Il faut être pro. Dans ces moments, on est renvoyé à son professionnalisme. Il y a une équipe de tournage, un acteur, une actrice et il faut mettre la scène en boîte. Et il faut la refaire plusieurs fois parce que tantôt c’est flou, tantôt il y a un avion qui passe Finalement, ces barrières mentales, ce sont nos préjugés, nos tabous. Il faut surmonter ces idées, ça fait partie du défi.
Le personnage d’Avril est une femme assez régressive qui retombe dans l’adolescence. Avez-vous puisé dans votre propre adolescence pour vous aider dans votre jeu ?
Pas tellement : quand on interprète un rôle, c’est vrai que nos expériences nous aident. Mais elles ne reconstituent pas forcément notre propre vie. Ce qui aide, c’est d’avoir eu des échanges avec d’autres gens, la littérature, le ressenti face à une peinture, les films qu’on a vus… avoir une expérience de la vie plus générale. J’ai beaucoup cherché des personnages de mères au cinéma. J’ai demandé à Michel de me donner des références cinématographiques pour trouver Avril. On a parlé de Gena Rowlands chez Cassavetes dans Une femme sous influence. On a aussi parlé de Sonate d’Automne de Bergman. Mon personnage d’Avril n’y est pas, mais on peut y trouver des inspirations pour démarrer. Mon adolescence ne pouvait pas vraiment m’aider parce qu’à 14 ans je travaillais déjà. Je viens d’une famille nombreuse, mes parents ont toujours été très présents. Ici, on parle des éventuels problèmes qui peuvent s’immiscer dans une relation mère-fille, d’une rivalité qui peut exister entre une mère et ses deux filles, mais aussi de la place que prend une mère et de la responsabilité de la maternité. Heureusement, ça n’a rien à voir avec mon expérience personnelle.
Les motivations de ce personnage à dérober l’avenir de sa fille ne sont pas difficiles à comprendre.
Mais puisqu’il s’agit d’une adolescente qui devient mère et d’une mère qui redevient adolescente, comment travaille-t-on ce retour en arrière ?
Il y a une progression dans mon personnage.

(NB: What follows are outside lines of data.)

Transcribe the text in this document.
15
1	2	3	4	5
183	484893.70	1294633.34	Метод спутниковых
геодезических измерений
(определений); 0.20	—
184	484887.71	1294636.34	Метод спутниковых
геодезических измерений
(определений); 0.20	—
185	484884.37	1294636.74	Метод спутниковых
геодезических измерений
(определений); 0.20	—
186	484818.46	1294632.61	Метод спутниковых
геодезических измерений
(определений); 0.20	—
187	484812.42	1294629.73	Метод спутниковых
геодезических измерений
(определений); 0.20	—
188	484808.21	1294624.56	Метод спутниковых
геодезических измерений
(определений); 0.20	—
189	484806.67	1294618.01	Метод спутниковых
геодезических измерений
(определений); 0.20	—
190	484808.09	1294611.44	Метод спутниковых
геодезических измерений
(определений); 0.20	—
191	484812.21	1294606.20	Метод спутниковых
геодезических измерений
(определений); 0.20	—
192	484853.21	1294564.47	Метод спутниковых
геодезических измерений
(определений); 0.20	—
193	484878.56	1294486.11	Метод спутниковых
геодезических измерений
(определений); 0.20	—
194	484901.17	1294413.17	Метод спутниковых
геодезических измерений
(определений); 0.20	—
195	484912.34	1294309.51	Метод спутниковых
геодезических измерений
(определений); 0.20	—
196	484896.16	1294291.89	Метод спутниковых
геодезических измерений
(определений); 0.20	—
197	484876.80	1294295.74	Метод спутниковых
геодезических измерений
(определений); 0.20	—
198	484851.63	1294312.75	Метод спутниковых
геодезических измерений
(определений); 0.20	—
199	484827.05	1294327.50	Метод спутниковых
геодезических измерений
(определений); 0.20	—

Ce n’est pas difficile d’être une ado parce que les motivations de ce personnage qui dérobe l’avenir de sa fille ne sont pas difficiles à comprendre. Avril est une femme qui n’accepte pas le temps qui passe. Elle a eu des filles très jeune et elle s’est trouvée incapable d’assumer les responsabilités qui vont avec cette maternité. Face à cette frustration, elle a fui et elle a laissé ses filles se construire seules. Je peux l’imaginer cette situation. Chaque spectateur décidera de ce qu’il en pense. C’est une femme instable qui a eu une série de relations difficiles, vouées à l’échec. Je peux ainsi deviner une femme impulsive, capricieuse, égocentrique, manipulatrice, dans l’insécurité constante. Elle veut que les choses soient à son idée, mais elle n’a aucun recours pour agir en conséquence. Du coup, elle abandonne, elle s’en fait, elle essaie autre chose qui ne marche pas non plus. Tout ça va contribuer à créer un personnage instable et perturbant pour son entourage. C’est au final quelqu’un qui a abandonné ses filles mais qui n’a pas conscience d’avoir fait quelque chose de mal. Ce sont ses filles qui souffrent. Ce sont elles qui ont peur de la voir revenir parce qu’à chaque fois qu’elle débarque, c’est un désastre. Mais elle, elle est bien intentionnée, elle se soucie de se rapprocher de sa fille enceinte, pour l’aider. Et, vient un moment où elle décide que sa fille est irresponsable et elle n’a pas l’idée de la laisser gérer son enfant. Elle lui fait la morale et décide seule qu’il faut faire adopter le bébé. En construisant le personnage, je me disais que les êtres humains ont vraiment le don de tout compliquer. Ça m’intéressait beaucoup de cultiver tous ce qu’il se passe dans la tête d’Avril, toutes ces bizarreries qu’elle rumine et qui finissent par se retourner contre elle.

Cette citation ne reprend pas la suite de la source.